За что же погиб, однако, мечтатель Пискарев? Спросить бы у автора повести «Невский проспект», да ведь еще раз повторит, пожалуй, Николай Васильевич: «О, не верьте Невскому проспекту!.. Все обман, все мечта, все не то, чем кажется! Он лжет во всякое время, Этот Невский проспект!..»
Может быть, и другие улицы Петербурга полны видений. Мало ли историй, подчас вовсе необычных, привиделось здесь Николаю Гоголю. Может быть, и сейчас еще держит свое заведение на Вознесенском проспекте цирюльник Иван Яковлевич. С ним произошло происшествие настолько фантастическое, что Гоголь должен был даже предупредить читателя: хоть подобные происшествия и бывают на свете, однако редко.
Цирюльник Иван Яковлевич обнаружил в хлебе, испеченном супругой, нос коллежского асессора Ковалева, которого он брил каждую середу и воскресенье. И хоть обозначено в повести точное число и месяц происшествия, кто этому поверит?
Гоголь тотчас согласится: «Как авторы могут брать подобные сюжеты, это, признаюсь, уж совсем непостижимо…» И в самом деле: коллежский асессор Ковалев, любивший именовать себя, на военный манер, майором, после напрасных поисков своего носа будто бы встретил его в Казанском соборе. Только нос уже был в ранге статского советника, при шляпе с плюмажем и молился с выражением величайшей набожности. «Точно, странно сверхъестественное отделение носа и появление его в разных местах в виде статского советника», – немедля признает автор, а сам знай пишет повесть дальше.

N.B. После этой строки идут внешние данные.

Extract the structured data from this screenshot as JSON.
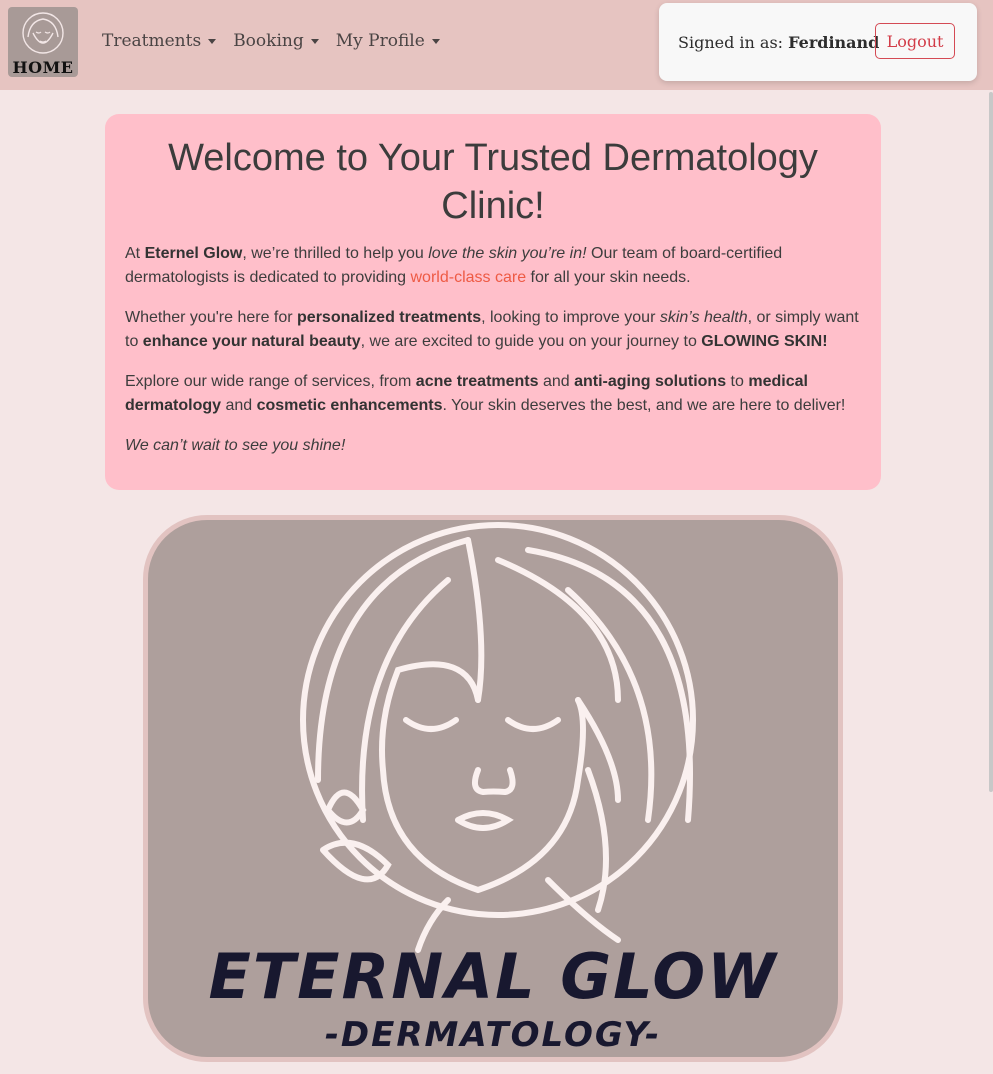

Но как ни сверхъестественны похождения носа майора Ковалева, все больше и больше проглядывает в повести привычная обыденность. Когда, например, майор Ковалев, разыскивая свой нос, заявился к частному приставу, то передняя у пристава оказалась завалена сахарными головами, которые нанесли сюда из дружбы купцы. Тут нет и намека на сверхъестественное – один незыблемый порядок. И квартальный надзиратель, участвовавший в поисках носа, принял от майора Ковалева, тоже из дружбы, конечно, государственную ассигнацию соответствующего цвета и достоинства. Выйдя же от майора Ковалева, квартальный стал немедля увещевать по зубам какого-то мужика. Какая тут фантастика?
На первый взгляд могло бы показаться, что все из-за того же пропавшего носа майор Ковалев завел каверзную переписку с штаб-офицершей Подточиной. Объяснилось же дело совсем просто, согласно законам человеческого естества. Штаб-офицерша питала надежду, что майор Ковалев, волочившийся за ее дочерью, сочетается с ней законным браком. А майор жениться не хотел, имел намерение просто так – пар амур. Он был чужд, слава богу, эфемерных сентиментов и твердо держался существенности.
Что же неприятного могло с ним случиться? Как ни хитрил Гоголь, а должен был закончить повесть по непреложным законам жизни: каждому носу свое место. В один прекрасный день и нос майора Ковалева снова оказался там, где ему следовало быть.
Всегда будут взласканы судьбой майоры и коллежские асессоры, приверженные к порядку. О частных же приставах или квартальных и говорить нечего. Никто из них и не слыхивал, к счастью, про какую-то Перуджинову Бианку. Не всегда и не всем лжет Невский проспект!
Но не зря же видятся автору петербургских повестей его прежние знакомцы. Гоголь задумал важное дело.
Он пришел к Прокоповичу и, не тратя лишних слов, объявил, что решил печатать в Петербурге собрание своих сочинений; по соображению выйдет, без «Мертвых душ», четыре тома.
Прокопович очень обрадовался. Давно разошлись и стали редкостью сборники гоголевских повестей.